Roma, 23 apr – Esattamente un anno è passato da quel 29 aprile 1975, quando il giovanissimo Sergio Ramelli si spense dopo un’agonia durata quarantasette giorni. Ad un anno di distanza, sta per avvenire la prima commemorazione del giovane del Fronte della Gioventù assassinato da un commando di Avanguardia Operaia. È prevista anche la partecipazione di un volto noto della destra milanese: l’avvocato e consigliere provinciale del Movimento Sociale Italiano Enrico Pedenovi. A quella prima commemorazione non arriverà mai.

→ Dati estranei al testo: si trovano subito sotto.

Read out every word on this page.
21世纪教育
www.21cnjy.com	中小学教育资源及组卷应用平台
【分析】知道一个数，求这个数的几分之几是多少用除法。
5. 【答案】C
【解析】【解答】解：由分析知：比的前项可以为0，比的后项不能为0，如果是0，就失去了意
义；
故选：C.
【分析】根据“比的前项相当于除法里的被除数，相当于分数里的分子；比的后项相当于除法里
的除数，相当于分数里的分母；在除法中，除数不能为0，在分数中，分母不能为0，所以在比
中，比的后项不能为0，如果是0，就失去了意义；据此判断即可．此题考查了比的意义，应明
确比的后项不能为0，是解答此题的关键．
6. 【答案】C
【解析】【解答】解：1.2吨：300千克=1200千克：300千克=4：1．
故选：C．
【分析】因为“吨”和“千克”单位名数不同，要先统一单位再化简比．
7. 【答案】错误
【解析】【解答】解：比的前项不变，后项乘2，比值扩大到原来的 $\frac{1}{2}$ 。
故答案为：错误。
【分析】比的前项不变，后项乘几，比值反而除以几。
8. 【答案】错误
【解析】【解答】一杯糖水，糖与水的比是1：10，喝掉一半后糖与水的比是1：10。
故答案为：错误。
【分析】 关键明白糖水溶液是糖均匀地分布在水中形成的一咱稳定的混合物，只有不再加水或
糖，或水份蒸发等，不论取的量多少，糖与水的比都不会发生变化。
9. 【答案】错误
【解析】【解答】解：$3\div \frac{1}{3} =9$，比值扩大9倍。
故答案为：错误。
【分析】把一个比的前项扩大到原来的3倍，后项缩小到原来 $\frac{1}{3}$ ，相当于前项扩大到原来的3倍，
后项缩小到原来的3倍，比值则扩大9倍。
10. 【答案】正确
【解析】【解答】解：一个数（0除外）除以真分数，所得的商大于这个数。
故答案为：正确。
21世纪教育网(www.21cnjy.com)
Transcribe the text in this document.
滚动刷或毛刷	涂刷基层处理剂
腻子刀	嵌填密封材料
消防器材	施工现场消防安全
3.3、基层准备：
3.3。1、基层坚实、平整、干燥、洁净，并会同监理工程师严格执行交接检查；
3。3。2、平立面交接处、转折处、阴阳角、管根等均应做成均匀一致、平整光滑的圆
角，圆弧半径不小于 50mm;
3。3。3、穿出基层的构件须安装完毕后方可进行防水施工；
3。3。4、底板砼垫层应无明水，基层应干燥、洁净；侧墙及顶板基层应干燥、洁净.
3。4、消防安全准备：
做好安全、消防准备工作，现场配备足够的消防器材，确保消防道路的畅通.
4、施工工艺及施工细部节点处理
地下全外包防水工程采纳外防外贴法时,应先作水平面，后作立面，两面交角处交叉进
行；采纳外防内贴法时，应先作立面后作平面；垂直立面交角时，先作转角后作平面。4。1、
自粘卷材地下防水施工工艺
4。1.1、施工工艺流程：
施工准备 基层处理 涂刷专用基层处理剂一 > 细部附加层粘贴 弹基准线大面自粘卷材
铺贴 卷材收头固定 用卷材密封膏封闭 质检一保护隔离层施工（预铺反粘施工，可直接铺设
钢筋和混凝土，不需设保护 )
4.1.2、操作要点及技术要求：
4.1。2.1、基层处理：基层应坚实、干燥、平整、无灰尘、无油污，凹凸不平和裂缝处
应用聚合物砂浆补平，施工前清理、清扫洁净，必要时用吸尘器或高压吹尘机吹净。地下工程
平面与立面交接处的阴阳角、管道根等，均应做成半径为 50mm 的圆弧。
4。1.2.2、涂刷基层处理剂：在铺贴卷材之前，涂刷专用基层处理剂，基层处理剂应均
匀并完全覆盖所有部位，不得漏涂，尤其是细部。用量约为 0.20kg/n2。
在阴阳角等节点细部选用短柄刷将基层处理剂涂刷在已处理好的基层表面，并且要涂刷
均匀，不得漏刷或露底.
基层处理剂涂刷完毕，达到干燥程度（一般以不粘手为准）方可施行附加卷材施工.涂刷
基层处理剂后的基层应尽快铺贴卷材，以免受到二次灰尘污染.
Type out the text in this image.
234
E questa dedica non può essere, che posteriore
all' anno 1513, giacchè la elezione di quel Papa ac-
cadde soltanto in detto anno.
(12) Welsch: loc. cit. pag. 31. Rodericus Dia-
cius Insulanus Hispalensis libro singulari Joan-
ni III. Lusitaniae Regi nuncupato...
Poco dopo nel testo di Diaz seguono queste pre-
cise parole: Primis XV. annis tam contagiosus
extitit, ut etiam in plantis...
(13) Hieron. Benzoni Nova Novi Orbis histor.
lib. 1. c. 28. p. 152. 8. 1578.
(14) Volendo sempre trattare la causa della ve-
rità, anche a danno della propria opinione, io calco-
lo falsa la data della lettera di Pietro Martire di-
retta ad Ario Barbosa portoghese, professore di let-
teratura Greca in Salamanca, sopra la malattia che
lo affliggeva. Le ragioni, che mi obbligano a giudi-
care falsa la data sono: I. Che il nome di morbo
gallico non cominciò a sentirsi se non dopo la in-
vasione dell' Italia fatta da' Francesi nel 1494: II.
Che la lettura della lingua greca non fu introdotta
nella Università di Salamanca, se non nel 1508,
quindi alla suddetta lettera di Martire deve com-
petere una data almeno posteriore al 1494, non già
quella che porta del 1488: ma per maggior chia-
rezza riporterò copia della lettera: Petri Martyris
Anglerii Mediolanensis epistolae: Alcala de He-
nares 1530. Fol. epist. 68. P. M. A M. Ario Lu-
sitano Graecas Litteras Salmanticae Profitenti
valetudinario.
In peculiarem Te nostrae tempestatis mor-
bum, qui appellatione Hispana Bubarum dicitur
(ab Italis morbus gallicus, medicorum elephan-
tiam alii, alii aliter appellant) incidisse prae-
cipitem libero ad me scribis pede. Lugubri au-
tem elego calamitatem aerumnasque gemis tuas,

Pedenovi, dalla RSI al MSI-DN

Ma facciamo un piccolo passo indietro. Nato il 2 settembre 1926 a Pavia, Enrico Pedenovi aveva scelto appena diciottenne di aderire alla Repubblica Sociale Italiana, arruolandosi nella X Flottiglia MAS. Dopo la guerra conseguì la laurea in giurisprudenza, esercitando la professione di avvocato. In continuità con il sostegno dato alla Repubblica Sociale, nel dopoguerra si iscrisse al MSI e, trasferitosi a Milano, venne eletto consigliere provinciale nella lista MSI-DN. Con l’elezione a consigliere provinciale, Enrico Pedenovi diviene volto noto, entrando di conseguenza nel mirino della sinistra extraparlamentare milanese: in testa a tutti, Lotta Continua e Avanguardia Operaia. Fu proprio Avanguardia Operaia, che si sarebbe di lì a poco resa responsabile dell’omicidio di Sergio Ramelli, a stilare una lista di “militanti fascisti” da colpire. Una vera e propria lista di proscrizione intitolata “Pagherete tutto”. In questa lista era presente anche il nome di Enrico Pedenovi. La lista venne così pubblicata sul giornale di Lotta Continua. E le conseguenze della follia dell’antifascismo non tardarono ad arrivare. Sergio Ramelli venne così sprangato a morte il 13 marzo del 1975 e, dopo quarantasette giorni di agonia, morì il 29 aprile 1975. Come abbiamo detto all’inizio, in occasione del primo anniversario della morte di Ramelli è prevista alla cerimonia anche la presenza di Pedenovi, come figura di spicco del MSI milanese. Avrebbe dovuto essere proprio lui, in quel pomeriggio del 29 aprile 1976 a tenere l’orazione commemorativa per Sergio.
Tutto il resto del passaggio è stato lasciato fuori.